Get your trouble light out and crawl under the front of the vehicle. Have someone turn the steering wheel back and forth just to the point of the tires turning. What you're looking for is any loose movement. Watch the tie-rod ends where they connect to the steering knuckle arms. Watch the drag link-that's the rod that goes from the pitman arm off the steering box to either the right-side steering knuckle, or maybe the right side of the tie rod. Check for wobble in the steering-box selector shaft. Make sure the box isn't moving away from the frame because the bolts that hold it in place are loose. Check that the frame isn't broken or cracked in this area.

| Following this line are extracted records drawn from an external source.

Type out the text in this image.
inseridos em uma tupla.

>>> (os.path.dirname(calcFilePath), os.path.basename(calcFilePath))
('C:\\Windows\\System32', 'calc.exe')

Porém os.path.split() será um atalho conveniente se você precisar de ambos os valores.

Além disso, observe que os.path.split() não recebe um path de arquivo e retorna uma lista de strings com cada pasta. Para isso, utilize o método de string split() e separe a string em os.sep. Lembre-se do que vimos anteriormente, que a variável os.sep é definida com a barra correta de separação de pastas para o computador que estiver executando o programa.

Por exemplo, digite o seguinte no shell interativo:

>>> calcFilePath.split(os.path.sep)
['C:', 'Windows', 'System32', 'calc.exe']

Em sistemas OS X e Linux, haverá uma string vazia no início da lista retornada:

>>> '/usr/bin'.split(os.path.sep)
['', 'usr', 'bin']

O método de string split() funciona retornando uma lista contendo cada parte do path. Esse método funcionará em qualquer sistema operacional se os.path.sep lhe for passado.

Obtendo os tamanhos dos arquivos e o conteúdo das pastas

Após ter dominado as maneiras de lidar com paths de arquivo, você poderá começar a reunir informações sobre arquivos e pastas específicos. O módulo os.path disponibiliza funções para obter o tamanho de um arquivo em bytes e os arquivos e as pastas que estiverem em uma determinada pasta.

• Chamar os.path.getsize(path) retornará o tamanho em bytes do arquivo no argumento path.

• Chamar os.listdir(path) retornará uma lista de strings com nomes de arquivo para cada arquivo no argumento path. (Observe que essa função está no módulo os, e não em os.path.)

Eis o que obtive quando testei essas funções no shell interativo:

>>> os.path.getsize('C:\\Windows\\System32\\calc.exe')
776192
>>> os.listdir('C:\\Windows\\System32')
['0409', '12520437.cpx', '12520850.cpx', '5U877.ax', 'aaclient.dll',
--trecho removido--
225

Now have your steering-wheel slave turn the wheel a bit harder, maybe just so the tires are starting to move a bit. You want to look at suspension components, things such as spring-eye bushings, or leaf-spring movement on the axle pads for those of you with solid axles. The independent folks need to look at control-arm bushings for movement. Watch the track bar-it should remain tight without side-to-side movement. Also check out the idler arms, especially where they mount to the frame. They are noted for wearing out when a lift kit is installed.
Now you can tell your slave-er, helper-that their steering job is done, but you need them to do one more thing. Jack up a front wheel off the ground and have them grab the top of the wheel and try to rock it back and forth. You want to watch for any in-and-out movement. If it's just the tire and wheel moving, chances are the wheel bearings need either adjusting or replacing. If you see movement where the steering knuckle and the axle join, then the ball joints are loose or in need of replacement.
But now you're saying that you didn't have any problems until you put on the lift kit and the bigger tires. I can agree with that. Did you have a front-end alignment like the lift kit's instructions said to? Lack of proper caster angle may be the problem. Are the tires properly balanced? Bigger tires put additional loads on the suspension components. Add up a little bit of wear in all the steering and suspension components, and multiply by the added leverage of the larger tires, and it just all may result in the dreaded "death wobble."
Oh, and I almost forgot about steering stabilizers. They never were designed to take out the "wobbles." However, in some instances they will work as "band-aids" to cover up the problem, at least for a while. I have seen as many as four used trying to correct a death wobble! Actually, they should be called steering dampers. Their purpose is to absorb the shock loads that the steering components receive, like when you drop a wheel into a hole or up against a rock. Not only is it easier on your arms, but one will allow steering components to last a heck of a lot longer.
So grab your slave, your trouble light, and spend a few minutes crawling around under your rig and you should be able to figure out the problem just like I did as a 17-year-old "know-it-all" kid.